Plus500 (LSE:PLUS) experienced a remarkable increase in its share price during 2018 due to profit surges and an increase in market share. However, the recent warning about profits caused a 32% decline in the company’s value. So, was the sell-off an overreaction or are there still further headwinds for the Plus500 stock?
ESMA (European Securities and Markets Authority)
The European regulatory changes imposed by ESMA had an immediate impact on the share prices of IG Group and CMC Markets. Capped leverage, negative balance protection, and restricted products were all supposed to put pressure on broker profits. However, while the value of rivals faltered, Plus500 continued to thrive.
With a peak of over 2000p, the share price was buoyed by consistent profit growth and an attractive dividend offer. However, those who shorted the stock held their ground.
The short sellers were ultimately rewarded when Plus500 warned in the autumn of 2018 that its 2019 profits would be below expectations. The share price dropped to an 11-month low, testing support at around 1200p.

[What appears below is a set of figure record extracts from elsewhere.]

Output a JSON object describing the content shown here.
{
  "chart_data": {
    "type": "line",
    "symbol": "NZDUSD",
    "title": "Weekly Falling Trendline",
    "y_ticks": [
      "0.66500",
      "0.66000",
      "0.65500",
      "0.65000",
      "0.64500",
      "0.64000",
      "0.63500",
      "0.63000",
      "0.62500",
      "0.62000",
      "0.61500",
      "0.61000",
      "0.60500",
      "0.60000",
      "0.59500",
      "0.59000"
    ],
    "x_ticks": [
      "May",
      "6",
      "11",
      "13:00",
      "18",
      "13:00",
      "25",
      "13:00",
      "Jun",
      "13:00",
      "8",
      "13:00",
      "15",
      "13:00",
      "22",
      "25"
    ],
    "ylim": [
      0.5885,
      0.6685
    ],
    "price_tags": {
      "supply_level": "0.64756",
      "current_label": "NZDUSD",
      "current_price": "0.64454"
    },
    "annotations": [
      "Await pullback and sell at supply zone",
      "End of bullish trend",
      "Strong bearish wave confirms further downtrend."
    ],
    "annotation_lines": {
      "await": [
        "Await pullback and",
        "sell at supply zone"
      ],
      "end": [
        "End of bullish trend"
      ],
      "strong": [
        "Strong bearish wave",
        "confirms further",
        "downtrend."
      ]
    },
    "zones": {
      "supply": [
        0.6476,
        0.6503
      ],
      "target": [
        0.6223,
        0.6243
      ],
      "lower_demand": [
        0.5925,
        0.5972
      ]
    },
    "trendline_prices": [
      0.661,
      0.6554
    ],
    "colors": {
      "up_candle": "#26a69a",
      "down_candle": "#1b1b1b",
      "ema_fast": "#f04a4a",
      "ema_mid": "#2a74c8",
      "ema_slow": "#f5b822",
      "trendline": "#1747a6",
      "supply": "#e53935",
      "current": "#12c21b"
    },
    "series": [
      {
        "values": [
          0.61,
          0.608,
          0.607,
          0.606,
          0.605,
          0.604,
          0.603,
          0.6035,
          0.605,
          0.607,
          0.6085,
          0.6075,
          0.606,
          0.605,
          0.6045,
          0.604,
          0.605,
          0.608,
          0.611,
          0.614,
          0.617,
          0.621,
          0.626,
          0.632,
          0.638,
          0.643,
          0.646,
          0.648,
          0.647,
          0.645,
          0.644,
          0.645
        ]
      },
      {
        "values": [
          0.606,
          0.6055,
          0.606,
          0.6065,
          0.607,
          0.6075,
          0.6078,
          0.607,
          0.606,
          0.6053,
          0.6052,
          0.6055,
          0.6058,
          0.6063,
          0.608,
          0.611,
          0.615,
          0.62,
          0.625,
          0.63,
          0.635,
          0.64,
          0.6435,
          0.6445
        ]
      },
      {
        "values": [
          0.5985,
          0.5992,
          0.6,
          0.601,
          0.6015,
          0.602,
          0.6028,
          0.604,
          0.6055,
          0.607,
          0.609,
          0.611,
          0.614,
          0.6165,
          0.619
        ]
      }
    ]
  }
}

Analysts Remain Optimistic
Analysts quickly revised their price targets down from mid-2000 forecasts to around 1700 to 1800. However, that still represents an upside from the current levels.
Many believe that Plus500 has weathered the ESMA storm and has figures that prove it is more resilient than its rivals.
The ESMA rules only affect retail trader accounts. Professional accounts are exempt, as the regulator feels that more experienced traders should be able to opt-out of the protection and manage their own risk.